Post Procedure Period
Reports of closed hip reduction indicate success in approximately 50% of cases. Though reduction maintenance in hip luxations can be difficult, close monitoring of the bandage every 3 to 4 days is critical for fibrosis and hip stabilization to occur. At this time, the hip can be checked to ensure that reduction is being maintained.
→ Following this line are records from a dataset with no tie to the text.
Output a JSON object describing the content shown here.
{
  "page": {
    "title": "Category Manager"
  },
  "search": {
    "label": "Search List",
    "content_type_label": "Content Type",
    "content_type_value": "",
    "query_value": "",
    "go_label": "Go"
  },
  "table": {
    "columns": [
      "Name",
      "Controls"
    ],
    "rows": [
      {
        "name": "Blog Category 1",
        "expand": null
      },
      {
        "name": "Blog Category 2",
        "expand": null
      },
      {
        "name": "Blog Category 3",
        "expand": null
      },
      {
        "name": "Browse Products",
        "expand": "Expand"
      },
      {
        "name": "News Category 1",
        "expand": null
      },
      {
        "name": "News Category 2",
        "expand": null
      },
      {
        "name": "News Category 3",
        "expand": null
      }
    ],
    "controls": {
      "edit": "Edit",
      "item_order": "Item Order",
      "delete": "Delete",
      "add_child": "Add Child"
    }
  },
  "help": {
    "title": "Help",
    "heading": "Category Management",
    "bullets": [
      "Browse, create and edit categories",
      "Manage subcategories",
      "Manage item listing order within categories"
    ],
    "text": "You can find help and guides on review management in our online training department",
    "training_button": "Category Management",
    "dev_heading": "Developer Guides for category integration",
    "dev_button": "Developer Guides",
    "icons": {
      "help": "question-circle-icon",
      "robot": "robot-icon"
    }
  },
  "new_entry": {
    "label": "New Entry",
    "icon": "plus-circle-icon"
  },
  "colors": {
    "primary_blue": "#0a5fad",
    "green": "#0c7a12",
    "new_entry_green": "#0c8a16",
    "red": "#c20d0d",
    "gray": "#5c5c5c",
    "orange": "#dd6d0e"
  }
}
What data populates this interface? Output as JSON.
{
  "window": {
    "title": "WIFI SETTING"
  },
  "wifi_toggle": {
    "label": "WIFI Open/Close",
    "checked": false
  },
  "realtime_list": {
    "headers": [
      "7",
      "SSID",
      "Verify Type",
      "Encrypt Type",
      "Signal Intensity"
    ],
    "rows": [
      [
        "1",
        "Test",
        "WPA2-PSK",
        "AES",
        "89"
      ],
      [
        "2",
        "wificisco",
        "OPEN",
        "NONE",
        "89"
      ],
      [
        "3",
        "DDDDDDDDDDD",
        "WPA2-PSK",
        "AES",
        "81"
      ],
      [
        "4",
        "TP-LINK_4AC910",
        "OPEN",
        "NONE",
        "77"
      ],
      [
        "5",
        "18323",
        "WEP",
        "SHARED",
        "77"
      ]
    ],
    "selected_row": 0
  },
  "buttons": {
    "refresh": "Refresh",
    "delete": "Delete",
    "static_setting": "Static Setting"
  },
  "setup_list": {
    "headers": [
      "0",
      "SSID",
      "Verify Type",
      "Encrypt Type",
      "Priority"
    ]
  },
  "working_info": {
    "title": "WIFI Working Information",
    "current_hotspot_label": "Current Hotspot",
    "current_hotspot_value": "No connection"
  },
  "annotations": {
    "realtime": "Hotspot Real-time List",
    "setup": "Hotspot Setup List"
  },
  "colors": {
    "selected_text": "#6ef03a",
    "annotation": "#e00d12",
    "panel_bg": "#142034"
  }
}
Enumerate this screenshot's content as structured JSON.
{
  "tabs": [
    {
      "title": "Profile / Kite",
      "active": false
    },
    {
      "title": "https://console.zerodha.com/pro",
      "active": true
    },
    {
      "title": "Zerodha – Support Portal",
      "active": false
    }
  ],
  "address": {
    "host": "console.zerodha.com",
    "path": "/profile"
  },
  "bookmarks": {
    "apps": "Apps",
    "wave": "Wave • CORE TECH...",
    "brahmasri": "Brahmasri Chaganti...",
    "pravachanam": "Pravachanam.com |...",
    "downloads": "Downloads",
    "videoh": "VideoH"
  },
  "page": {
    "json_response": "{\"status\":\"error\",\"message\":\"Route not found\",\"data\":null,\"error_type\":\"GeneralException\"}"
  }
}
There are various recommendations for bandage placement duration; however, the minimum amount of time for Ehmer sling placement is 14 days, if the sling is being tolerated. Upon removal of the Ehmer sling, orthogonal view radiographs should be taken. Kennel confinement is recommended for a period of at least 4 to 6 weeks.
Pay attention to any swelling in the paw and metatarsal area. Massage of the paw stimulates venous return and alleviates minor swelling; additionally, release cuts performed in the metatarsal portion of the bandage may also help reduce swelling.
Potential complications with the bandage include:
Skin excoriation and dermatitis
Faulty placement or adherence of the bandage that may cause failure to fully support the limb, resulting in ischemic necrosis of the distal limb.